Federal judge Rudolph Randa decided to halt the John Doe II investigation. Hours later it was appealed by prosecutors to the Federal Court of Appeals in Chicago.
To this layperson the strongest arguments made to the appeals court are
1) Randa ordered that evidence be destroyed that is needed in two other cases and
2) Randa’s order was issued without jurisdiction since an appeal of his impending decision was filed with the 7th circuit 1 day earlier. (More on this is at Chippewa.com)
I read the 26-page decision in full. There’s a whole lot of absurd in there – and it would be best to respond line by line. But here are a few highlights (low lights).
For starters, some of the decision’s saccharine passages read like they’re lifted off of a Club for Growth brochure.
“O’Keefe’s advocacy came to the forefront during the political unrest surrounding Governor Scott Walker’s proposal and passage of 2011 Wiscosin Act 10, also known as the Budget Repair Bill. … O’Keefe, the Club, and its supporters immediately recognized the importance of the Bill to the Club’s mission of promoting principles of economic freedom and limited government. The Club viewed the Bill as a model that, if successful, might be replicated across the country.”
Judge Randa’s decision says political campaigns should have the green light to coordinate with 501(c)4 “issue” groups with impunity – despite Wisconsin’s statutes rendering that behavior illegal – as long as the resulting speech is not expressing “advocacy” akin to “Vote for Walker”.*
Those means are not corrupting of politics, according to Randa, because the U.S. Supreme Court recently handed down FEC v. McCutcheon which narrowly defines political corruption as verifiable quid pro quo exchanges.
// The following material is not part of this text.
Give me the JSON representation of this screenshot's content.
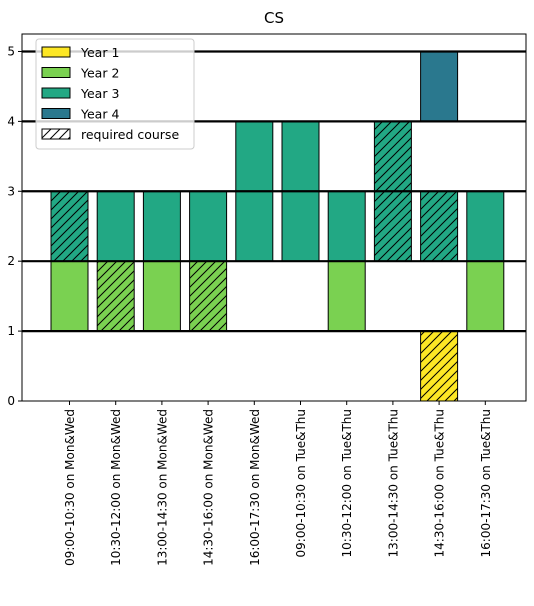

For example, it would be a quid pro quo situation *IF* Friends of Scott Walker operative Richard “R.J.” Johnson promised Wisconsin for Life that Walker would vote for a Choose Life license plate to fund abortion reeducation centers around the state if the group ran a certain friendly-to-Walker issue ad at a certain time.
Randa also leans heavily on the Citizens United decision commonly known as the “Corporations are People too” ruling.
At times Randa’s decision is strewn with his own laughable ideology [or is this more drivel cribbed from O’Keefe’s notes?].
Here’s one such paragraph:
“Conversely, issue advocacy, which is enabled by what we can call “issue advocacy money,” is not subject to these limitations because it is viewed only one way, and that is as protected First Amendment speech. This is not a recognition that quid pro quo corruption is the only source of corruption in our political system or that issue advocacy money could not be used for some corrupting purpose. Rather, the larger danger is giving government an expanded role in uprooting all forms of perceived corruption which may result in corruption of the First Amendment itself. It is a recognition that maximizing First Amendment freedom is a better way to deal with political corruption than allowing the seemingly corruptible to do so. As other histories tell us, attempts to purify the public square lead to places like the Guillotine and the Gulag.“
So. That’s something to ponder.
In the eyes of Judge Randa, freedom of speech for Club for Growth can only lead to universal good while the regulation of campaign operatives and “issues” groups could very well lead to decapitations in the streets.
I feel just the opposite about these things.
* “Express advocacy” was narrowly defined political speech under the Buckley v. Valeo decision of the U.S. Supreme Court which uses the words and phrases, “vote for”, “elect”, “support”, “cast your ballot for”, “_______ for Congress”, “vote against”, “defeat”, “reject”, or similar variations that express a call to take political action.